As for the intraday strategy, I will mainly rely on the implementation of Scenarios No. 1 and No. 2.
Buy Signal
Scenario No. 1: I plan to buy USD/JPY today upon reaching the entry point around 159.75 (green line on the chart), with a target of 160.20 (thicker green line on the chart). Around 160.20, I plan to exit long positions and open short positions in the opposite direction (expecting a move of 30–35 points). Growth in the pair today can be expected if US data comes in strong.Important! Before buying, make sure the MACD indicator is above the zero line and just beginning to rise.
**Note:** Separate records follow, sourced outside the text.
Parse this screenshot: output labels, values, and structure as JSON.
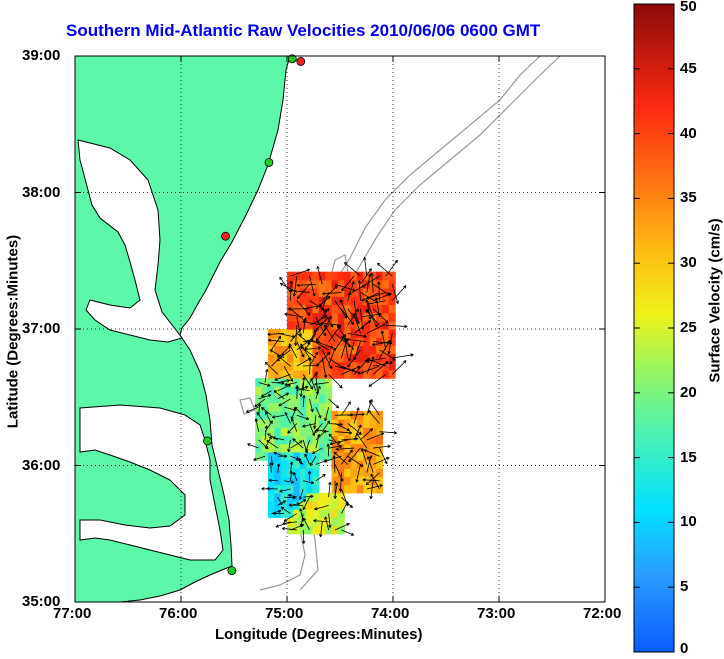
{
  "title": "Southern Mid-Atlantic Raw Velocities 2010/06/06 0600 GMT",
  "xlabel": "Longitude (Degrees:Minutes)",
  "ylabel": "Latitude (Degrees:Minutes)",
  "colorbar": {
    "label": "Surface Velocity (cm/s)",
    "min": 0,
    "max": 50,
    "ticks": [
      "0",
      "5",
      "10",
      "15",
      "20",
      "25",
      "30",
      "35",
      "40",
      "45",
      "50"
    ]
  },
  "x_ticks": [
    "77:00",
    "76:00",
    "75:00",
    "74:00",
    "73:00",
    "72:00"
  ],
  "y_ticks": [
    "39:00",
    "38:00",
    "37:00",
    "36:00",
    "35:00"
  ],
  "extent": {
    "lon_west": -77,
    "lon_east": -72,
    "lat_south": 35,
    "lat_north": 39
  },
  "grid": "dotted",
  "colors": {
    "land": "#5cf7a8",
    "coastline": "#000000",
    "bathymetry": "#999999",
    "title": "#0000ee",
    "station_green": "#22cc22",
    "station_red": "#ee2222"
  },
  "stations": [
    {
      "lon": -74.87,
      "lat": 38.96,
      "status": "red"
    },
    {
      "lon": -74.95,
      "lat": 38.98,
      "status": "green"
    },
    {
      "lon": -75.17,
      "lat": 38.22,
      "status": "green"
    },
    {
      "lon": -75.58,
      "lat": 37.68,
      "status": "red"
    },
    {
      "lon": -75.75,
      "lat": 36.18,
      "status": "green"
    },
    {
      "lon": -75.52,
      "lat": 35.23,
      "status": "green"
    }
  ],
  "chart_data": {
    "type": "vector-field",
    "description_of_quantity": "Surface Velocity (cm/s)",
    "regions": [
      {
        "lon": [
          -75.0,
          -74.0
        ],
        "lat": [
          36.6,
          37.4
        ],
        "speed_cms": 40
      },
      {
        "lon": [
          -75.2,
          -74.8
        ],
        "lat": [
          36.6,
          37.0
        ],
        "speed_cms": 32
      },
      {
        "lon": [
          -75.3,
          -74.6
        ],
        "lat": [
          36.0,
          36.6
        ],
        "speed_cms": 20
      },
      {
        "lon": [
          -74.6,
          -74.1
        ],
        "lat": [
          35.8,
          36.4
        ],
        "speed_cms": 33
      },
      {
        "lon": [
          -75.2,
          -74.7
        ],
        "lat": [
          35.6,
          36.1
        ],
        "speed_cms": 12
      },
      {
        "lon": [
          -75.0,
          -74.5
        ],
        "lat": [
          35.5,
          35.8
        ],
        "speed_cms": 25
      }
    ]
  }
}
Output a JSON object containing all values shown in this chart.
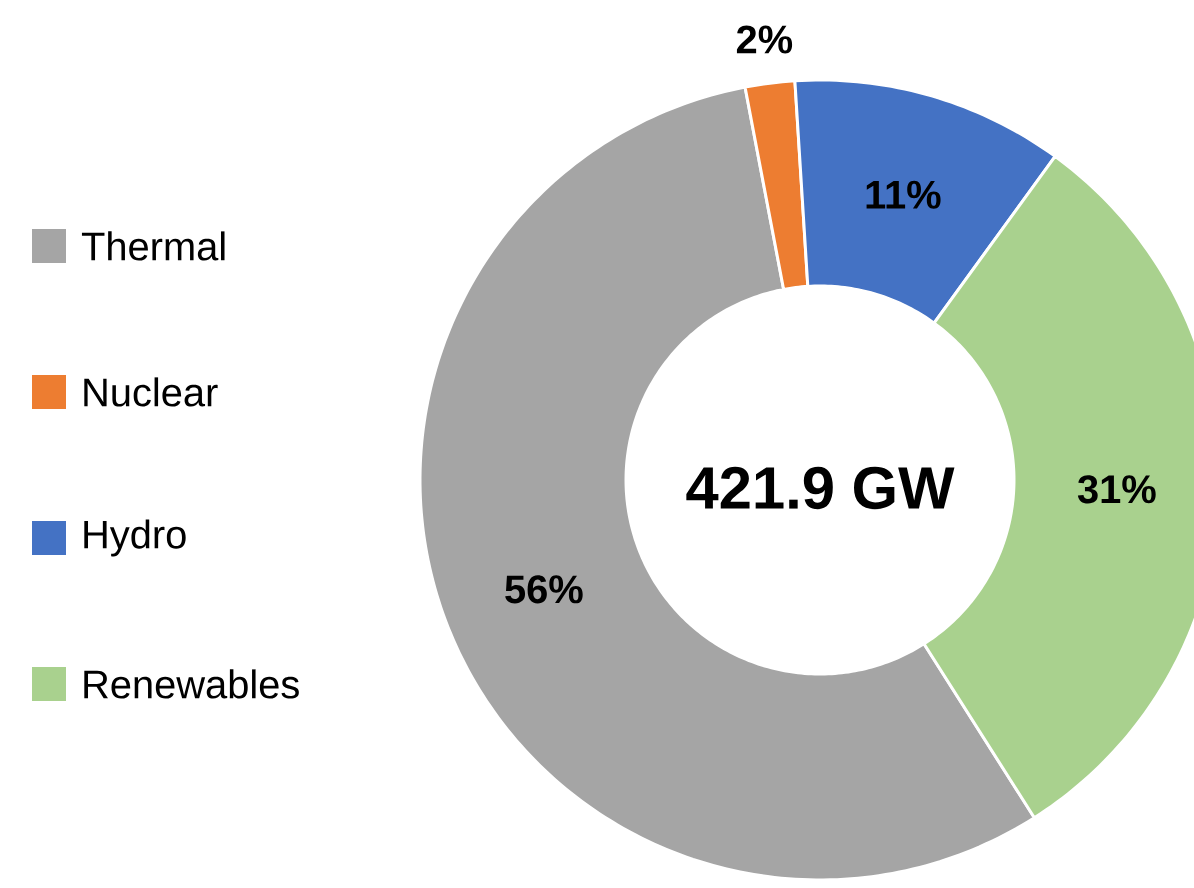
{
  "chart_data": {
    "type": "donut",
    "categories": [
      "Thermal",
      "Nuclear",
      "Hydro",
      "Renewables"
    ],
    "values": [
      56,
      2,
      11,
      31
    ],
    "value_labels": [
      "56%",
      "2%",
      "11%",
      "31%"
    ],
    "colors": [
      "#a5a5a5",
      "#ed7d31",
      "#4472c4",
      "#a9d18e"
    ],
    "annotations": [
      "421.9 GW"
    ],
    "legend": "left"
  }
}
Scenario No. 2: I also plan to buy USD/JPY if there are two consecutive tests of the 159.52 level while the MACD indicator is in the oversold zone. This will limit the pair's downward potential and lead to an upward reversal. Growth toward the opposite levels of 159.75 and 160.20 can be expected.
Sell Signal
Scenario No. 1: I plan to sell USD/JPY after a break below the 159.52 level (red line on the chart), which could lead to a sharp decline. The key target for sellers will be 159.26, where I plan to exit short positions and open long positions in the opposite direction (expecting a 20–25 point move). Pressure on the pair may increase further if weak data is released.Important! Before selling, make sure the MACD indicator is below the zero line and just beginning to decline.
Scenario No. 2: I also plan to sell USD/JPY if there are two consecutive tests of the 159.75 level while the MACD indicator is in the overbought zone. This will limit the pair's upward potential and lead to a downward reversal. A decline toward the opposite levels of 159.52 and 159.26 can be expected.
Chart Explanation
Important Note for Beginners
Beginner Forex traders should make entry decisions very carefully. Before major fundamental reports are released, it is best to stay out of the market to avoid sharp price swings. If you choose to trade during news releases, always place stop-loss orders to minimize losses. Without stop-losses, you can quickly lose your entire deposit—especially if you do not use proper money management and trade large volumes.
Remember, successful trading requires a clear trading plan, like the one outlined above. Spontaneous trading decisions based on current market conditions are inherently a losing strategy for intraday traders.